Wenn er Kapitän Perasso richtig verstanden hatte, war Sarah inzwischen nach Afrika zurückgekehrt, und zwar schien sie in Melilla zu leben, jedenfalls hatte Perasso das aus dem geschlossen, was ihr Gönner, der alte Pacelli, berichtet hatte.
War das Kind noch bei ihr? Wie alt mochte es jetzt sein? Sein Bastard, den er Loredan verpfändet hatte …
Erst in Genua hatte er überhaupt von dem Balg erfahren. Venezianische Seeleute, die sich nur zu gern die Mäuler zerrissen, hatten ihm genüsslich unter die Nase gerieben, was in Venedigs Kaschemmen gemunkelt wurde. Es hatte ihn etliche Kannen Wein gekostet, bis sie sich davon hatten überzeugen lassen, dass sie lediglich einem böswilligen Gerücht aufgesessen waren.
Glücklicherweise hatte er sich damals gerade noch rechtzeitig bei Nacht und Nebel davongemacht.
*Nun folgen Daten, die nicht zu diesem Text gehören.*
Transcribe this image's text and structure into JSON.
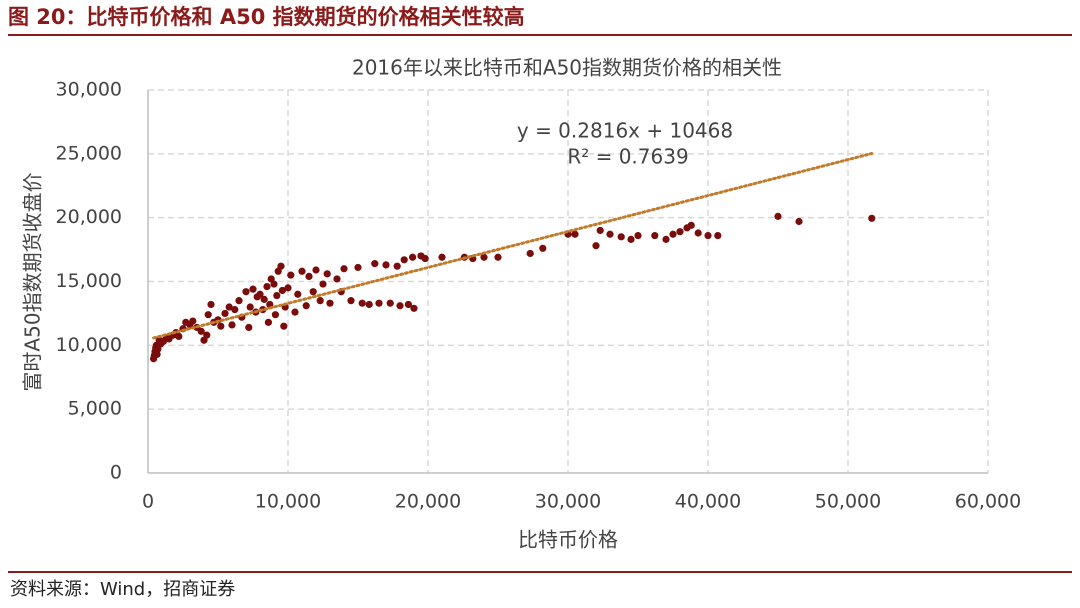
{
  "header": {
    "title": "图 20：比特币价格和 A50 指数期货的价格相关性较高"
  },
  "source": "资料来源：Wind，招商证券",
  "chart_data": {
    "type": "scatter",
    "title": "2016年以来比特币和A50指数期货价格的相关性",
    "x_label": "比特币价格",
    "y_label": "富时A50指数期货收盘价",
    "color": "#7a0c0c",
    "x": [
      400,
      450,
      500,
      550,
      600,
      650,
      700,
      800,
      900,
      1100,
      1300,
      1500,
      1800,
      2000,
      2200,
      2500,
      2700,
      3000,
      3200,
      3500,
      3800,
      4000,
      4200,
      4300,
      4500,
      4700,
      5000,
      5200,
      5500,
      5800,
      6000,
      6200,
      6500,
      6700,
      7000,
      7200,
      7300,
      7500,
      7700,
      7800,
      8000,
      8200,
      8300,
      8500,
      8600,
      8700,
      8800,
      9000,
      9100,
      9200,
      9300,
      9500,
      9600,
      9700,
      9800,
      10000,
      10200,
      10500,
      10700,
      11000,
      11300,
      11500,
      11800,
      12000,
      12300,
      12500,
      12800,
      13000,
      13500,
      13800,
      14000,
      14500,
      15000,
      15300,
      15800,
      16200,
      16500,
      17000,
      17300,
      17800,
      18000,
      18300,
      18600,
      18900,
      19000,
      19500,
      19800,
      21000,
      22600,
      23200,
      24000,
      25000,
      27300,
      28200,
      30000,
      30500,
      32000,
      32300,
      33000,
      33800,
      34500,
      35000,
      36200,
      37000,
      37500,
      38000,
      38500,
      38800,
      39300,
      40000,
      40700,
      45000,
      46500,
      51700
    ],
    "values": [
      8950,
      9200,
      9500,
      9800,
      10000,
      9300,
      9700,
      10400,
      10100,
      10300,
      10600,
      10500,
      10800,
      11000,
      10700,
      11300,
      11800,
      11600,
      11900,
      11400,
      11100,
      10400,
      10800,
      12400,
      13200,
      11800,
      12000,
      11500,
      12500,
      13000,
      11600,
      12800,
      13500,
      12200,
      14200,
      11400,
      13000,
      14400,
      12600,
      13800,
      14000,
      12800,
      13600,
      14600,
      11800,
      13200,
      15200,
      14800,
      12400,
      13900,
      15800,
      16200,
      14300,
      11500,
      13000,
      14500,
      15500,
      12600,
      14000,
      15800,
      13100,
      15400,
      14200,
      15900,
      13500,
      14800,
      15600,
      13300,
      15200,
      14200,
      16000,
      13500,
      16100,
      13300,
      13200,
      16400,
      13300,
      16300,
      13300,
      16200,
      13100,
      16700,
      13200,
      16900,
      12900,
      17000,
      16800,
      16900,
      16900,
      16800,
      16900,
      16900,
      17200,
      17600,
      18700,
      18700,
      17800,
      19000,
      18700,
      18500,
      18300,
      18600,
      18600,
      18300,
      18700,
      18900,
      19200,
      19400,
      18800,
      18600,
      18600,
      20100,
      19700,
      19950
    ],
    "trendline": {
      "slope": 0.2816,
      "intercept": 10468,
      "color": "#c27a2c",
      "equation": "y = 0.2816x + 10468",
      "r2": "R² = 0.7639"
    },
    "xlim": [
      0,
      60000
    ],
    "ylim": [
      0,
      30000
    ],
    "xticks": [
      0,
      {
        "value": 10000,
        "label": "10,000"
      },
      {
        "value": 20000,
        "label": "20,000"
      },
      {
        "value": 30000,
        "label": "30,000"
      },
      {
        "value": 40000,
        "label": "40,000"
      },
      {
        "value": 50000,
        "label": "50,000"
      },
      {
        "value": 60000,
        "label": "60,000"
      }
    ],
    "yticks": [
      0,
      {
        "value": 5000,
        "label": "5,000"
      },
      {
        "value": 10000,
        "label": "10,000"
      },
      {
        "value": 15000,
        "label": "15,000"
      },
      {
        "value": 20000,
        "label": "20,000"
      },
      {
        "value": 25000,
        "label": "25,000"
      },
      {
        "value": 30000,
        "label": "30,000"
      }
    ],
    "grid": true
  }
}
Sarah hatte geheiratet werden wollen, während er das Gericht und seine bevorstehende Verbannung befürchten musste, von einem Kind war damals allerdings nicht die Rede gewesen. Nicht, dass das etwas geändert hätte, Kinder wurden geboren und starben . Dennoch konnte er froh sein, das Gerede unterbunden zu haben. Marino knirschte mit den Zähnen. Nur höchst ungern wäre er in dieser Angelegenheit vor Admiral Doria zitiert worden.
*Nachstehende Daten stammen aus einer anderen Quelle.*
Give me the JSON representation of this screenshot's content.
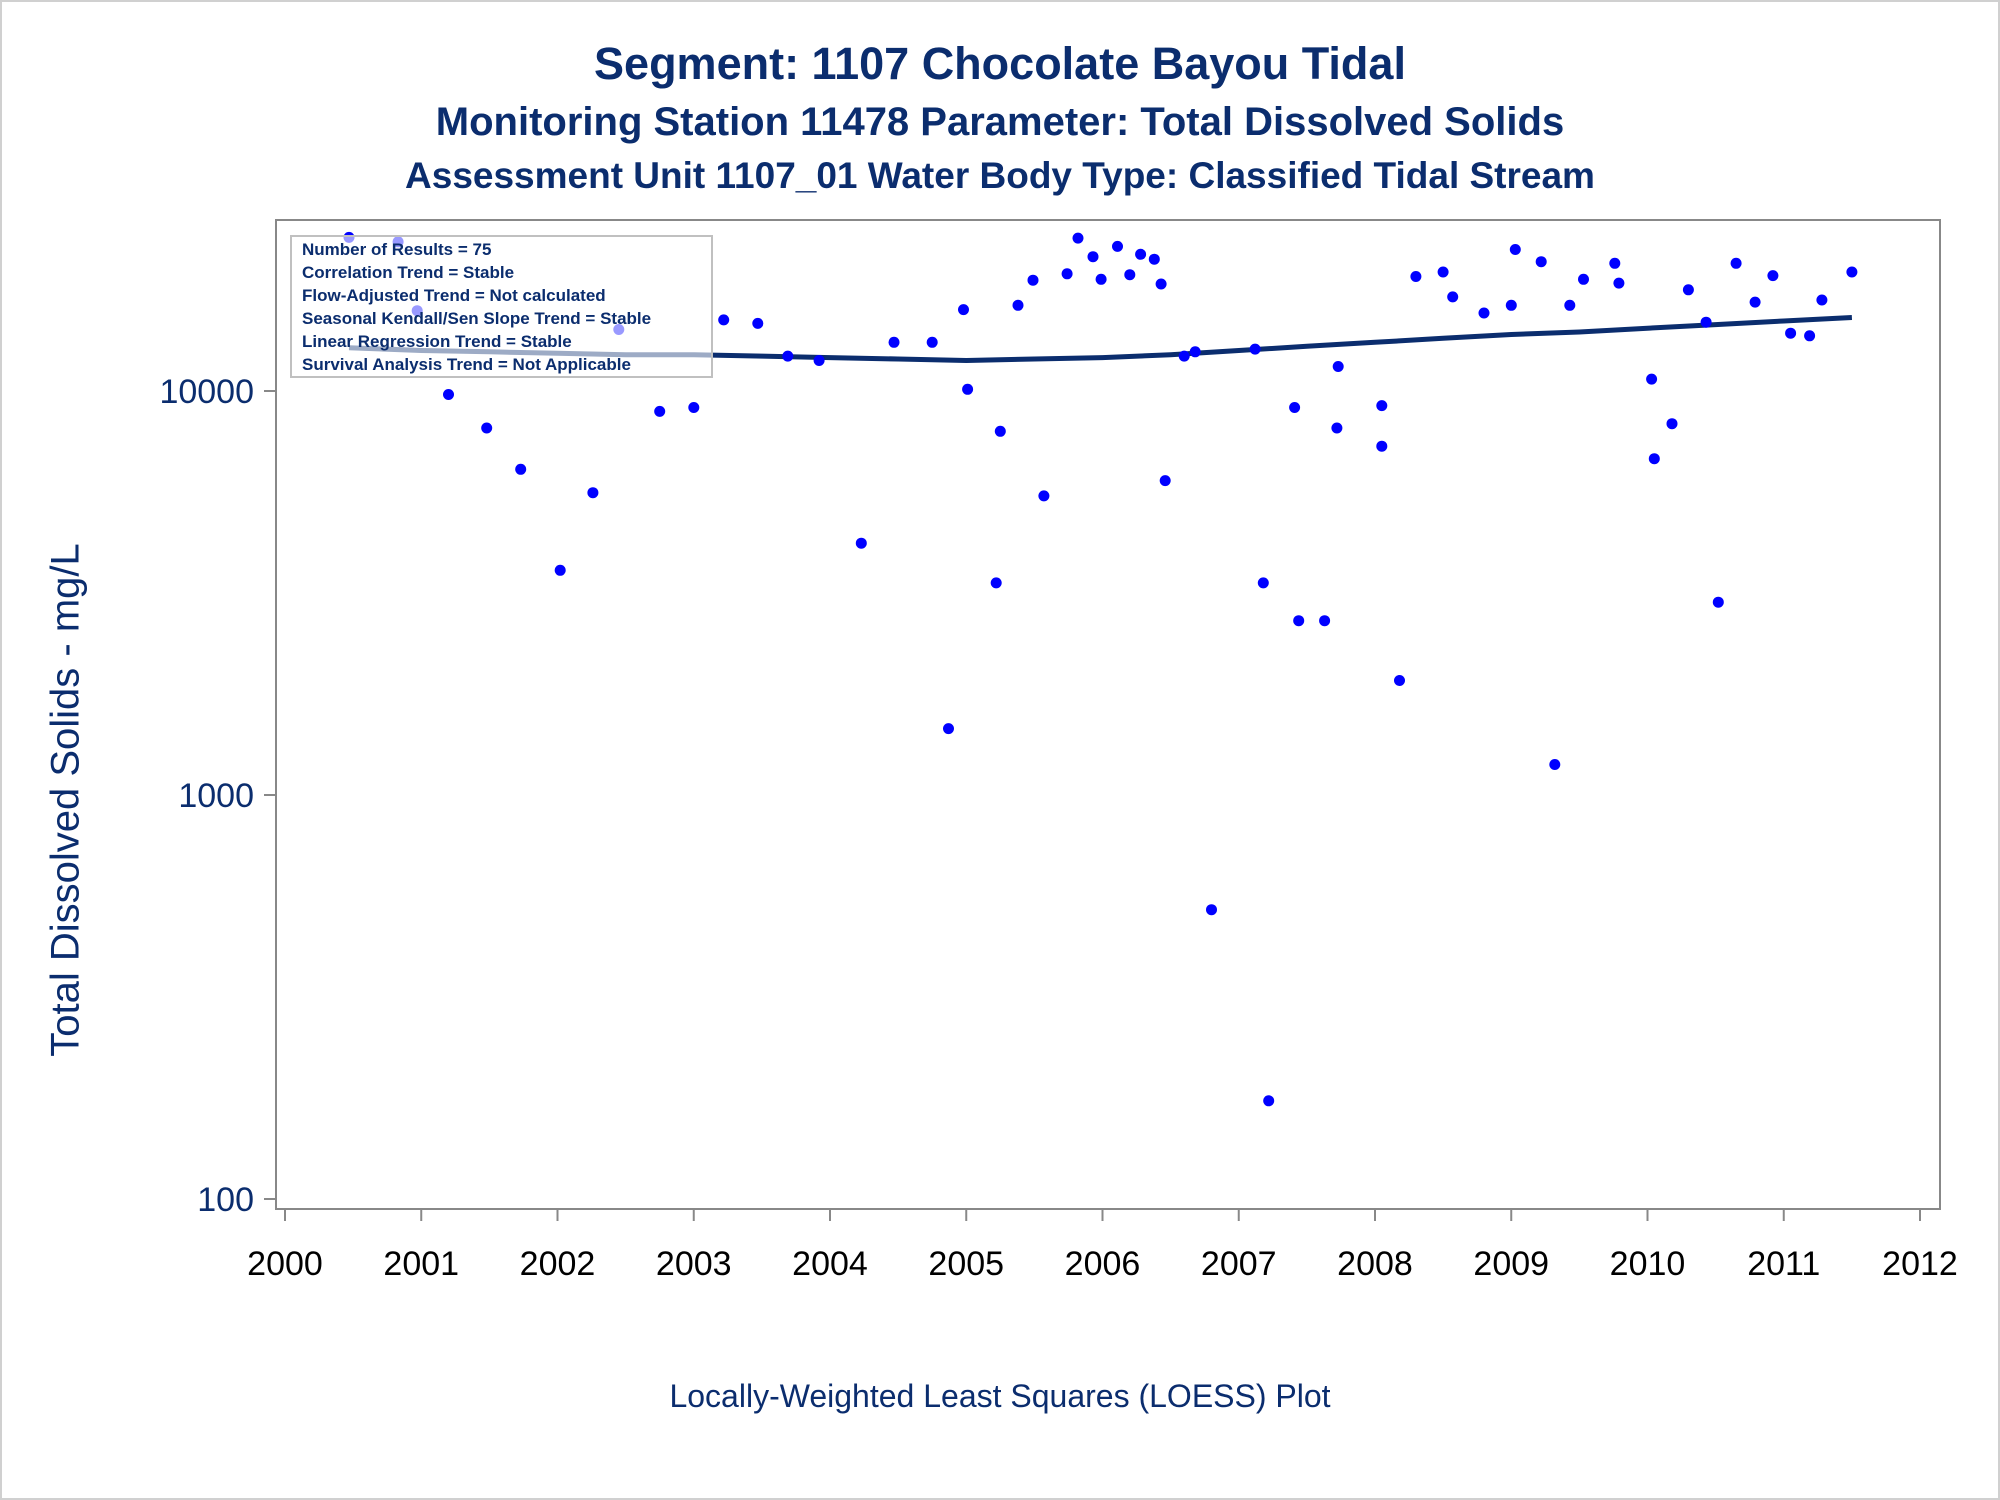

Ob das Kind noch am Leben war? Vielleicht hatte die kleine puttana Venedig Salvatore Loredans wegen verlassen? Was diesen seinen Gläubiger anging, hatte er schon seit längerer Zeit nichts mehr von ihm gehört, überhaupt hatten ihn seit Wochen keine Nachrichten aus Venedig erreicht. Der Zehnerrat hatte ihn in Abwesenheit auf Lebenszeit verbannt, das zumindest wusste er, und zwar wegen dieser lächerlichen Holzgeschichte. Seine Zukunft hieß also Genua, ob ihm das nun gefiel oder nicht. Eines war allerdings sicher: niemals würde sich Genua mit la Serenissima vergleichen können! Er nahm noch einen Schluck.
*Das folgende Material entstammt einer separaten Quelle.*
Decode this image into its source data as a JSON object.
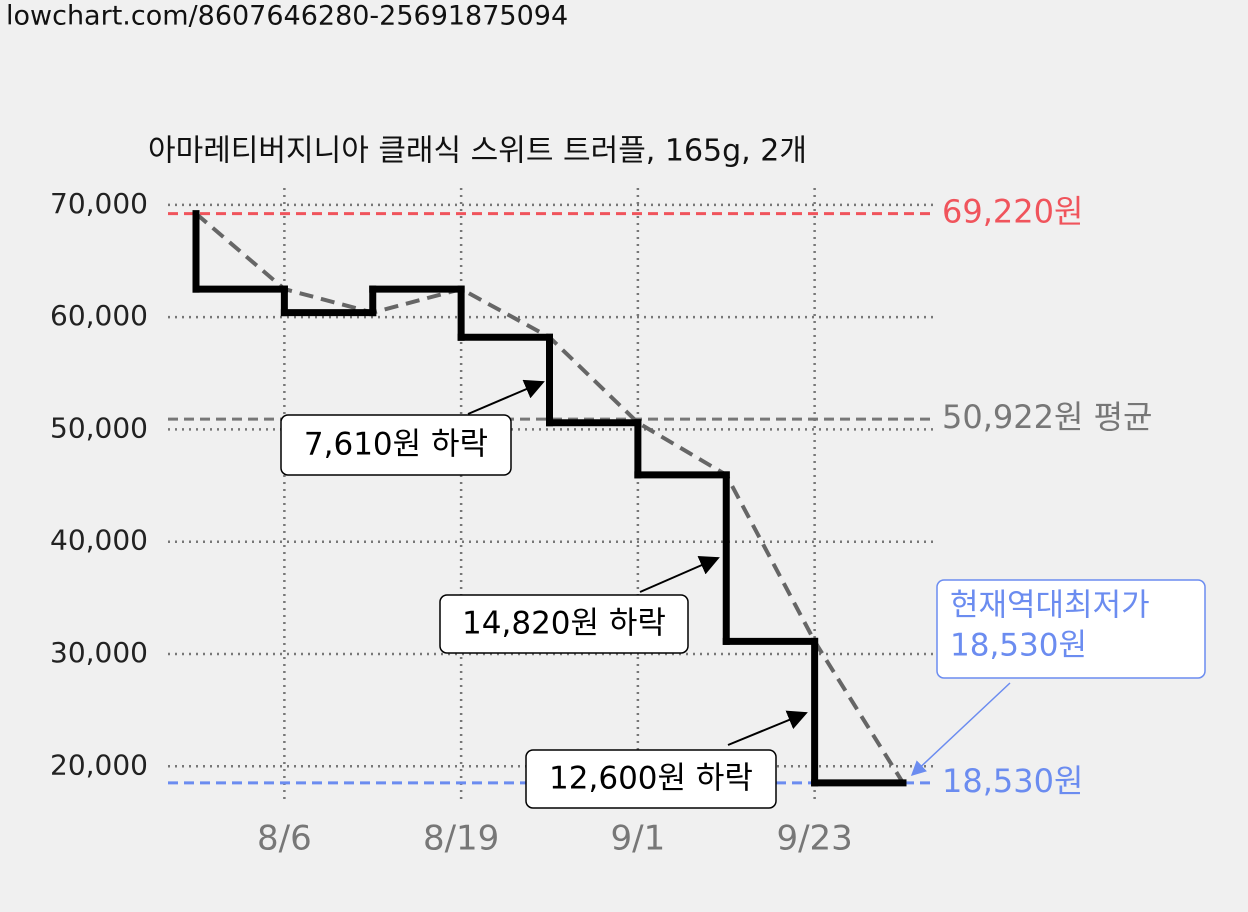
{
  "page": {
    "url": "lowchart.com/8607646280-25691875094"
  },
  "chart_data": {
    "type": "step",
    "title": "아마레티버지니아 클래식 스위트 트러플, 165g, 2개",
    "categories": [
      null,
      "8/6",
      null,
      "8/19",
      null,
      "9/1",
      null,
      "9/23",
      null
    ],
    "values": [
      69220,
      62500,
      60400,
      62500,
      58210,
      50600,
      45950,
      31130,
      18530
    ],
    "color": "#000000",
    "trend_color": "#666666",
    "ylim": [
      17000,
      71500
    ],
    "yticks": [
      {
        "value": 20000,
        "label": "20,000"
      },
      {
        "value": 30000,
        "label": "30,000"
      },
      {
        "value": 40000,
        "label": "40,000"
      },
      {
        "value": 50000,
        "label": "50,000"
      },
      {
        "value": 60000,
        "label": "60,000"
      },
      {
        "value": 70000,
        "label": "70,000"
      }
    ],
    "grid": true,
    "reference_lines": [
      {
        "value": 69220,
        "label": "69,220원",
        "color": "#f0545c"
      },
      {
        "value": 50922,
        "label": "50,922원 평균",
        "color": "#777777"
      },
      {
        "value": 18530,
        "label": "18,530원",
        "color": "#6b8cf0"
      }
    ],
    "annotations": [
      {
        "value": 7610,
        "text": "7,610원 하락"
      },
      {
        "value": 14820,
        "text": "14,820원 하락"
      },
      {
        "value": 12600,
        "text": "12,600원 하락"
      }
    ],
    "callout": {
      "value": 18530,
      "lines": [
        "현재역대최저가",
        "18,530원"
      ]
    }
  }
}
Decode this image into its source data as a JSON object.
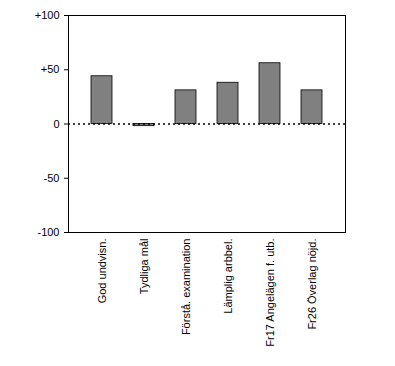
{
  "chart_data": {
    "type": "bar",
    "categories": [
      "God undvisn.",
      "Tydliga mål",
      "Förstå. examination",
      "Lämplig arbbel.",
      "Fr17 Angelägen f. utb.",
      "Fr26 Överlag nöjd."
    ],
    "values": [
      44,
      -2,
      31,
      38,
      56,
      31
    ],
    "color": "#808080",
    "ylim": [
      -100,
      100
    ],
    "yticks": [
      {
        "value": 100,
        "label": "+100"
      },
      {
        "value": 50,
        "label": "+50"
      },
      0,
      -50,
      -100
    ],
    "grid": false
  }
}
Sie hatten hier noch einige Fischerhäfen und versteckte Buchten zu kontrollieren, doch in ungefähr zwei, drei Wochen würden sie in den Hafen von Melilla einlaufen. Vielleicht sollte er sich dort erkundigen, was es Neues aus der Heimat gab? In diesem spanischen Außenposten auf afrikanischem Boden legten regelmäßig Kauffahrer mit Heimathafen Venedig an . Andererseits, was ging ihn jetzt noch an, was in Venedig vorging? Viel wichtiger war es, alle Anstrengungen zu bündeln und auf die Zukunft zu lenken, insbesondere auf das Ziel, eines der neuen Schiffe zu übernehmen. Er war nun einmal der geborene Kapitän, ein ausgezeichneter noch dazu, untergeordnete Positionen wurden ihm schlicht nicht gerecht.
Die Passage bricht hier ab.